You might not have heard about it, but XForms supports asynchronous submissions since version 1.1. In fact, XForms 1.1 even made the asynchronous behavior the default, probably because in the browser XMLHttpRequest is asynchronous. [1]

So what does it mean for an XForms submission to be asynchronous? Simply that sending the submission (with an action or the <submit> control) doesn't wait for the submission to be fully completed before returning. For example, consider:

<submission
  id="save"
  ref="instance()"
  mode="asynchronous"
  method="post"
  replace="instance"/>

And then this sequence of actions:
<send submission="save">
<setvalue ref="foo" value="42"/>
The <send> action starts the submission with an xforms-submit event, instance data is prepared, and then an HTTP request is started with that data as payload. "Soon" after, control returns to the action processing, and the <setvalue> action runs. The response from the submission may not have yet happened at that point. In fact, if the submission takes a long time (say, seconds or minutes), the submission will just be hanging there, waiting for a response. Once the response arrives, the submission result is processed.

With a synchronous submission, on the other hand, the <setvalue> action only runs once the response has arrived (or once an error has occurred). So the submission mode matters when you deal with XForms actions and events, and you have to be aware of the difference in processing between the two types of submissions.

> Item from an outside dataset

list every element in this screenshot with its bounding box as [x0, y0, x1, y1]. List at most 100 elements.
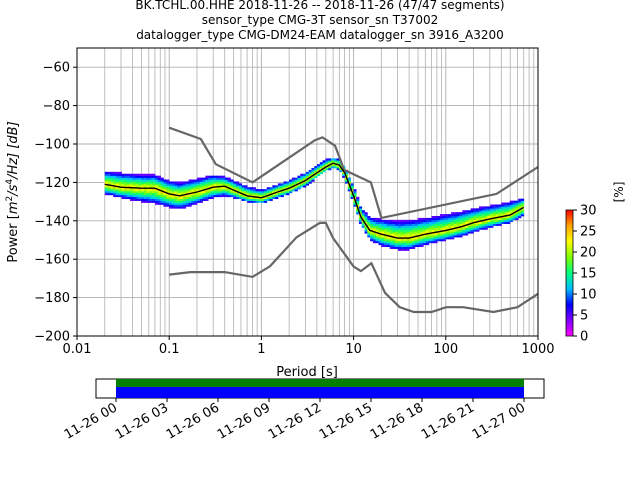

There are useful practical uses to asynchronous submissions, including:
  • running background operations, for example autosaving data
  • reducing latency, for example loading initial data from multiple services concurrently
Background operations are good because they allow the user to continue working with the application while the operation completes. Reducing latency is good for the user because pages load faster.

Now since Orbeon Forms implements submissions on the server, you might wonder how this works! Orbeon Forms checks for pending asynchronous submissions at the end of page initialization and at the start and end of an Ajax request.

If page initialization or an Ajax request terminates and submission are still pending, the browser is instructed to poll the server from time to time, to check whether pending submissions have completed. Those which have are then handled appropriately.

You can find more details in the documentation on asynchronous submissions.

[1] Orbeon Forms has so far kept the default to synchronous for backward compatibility reasons.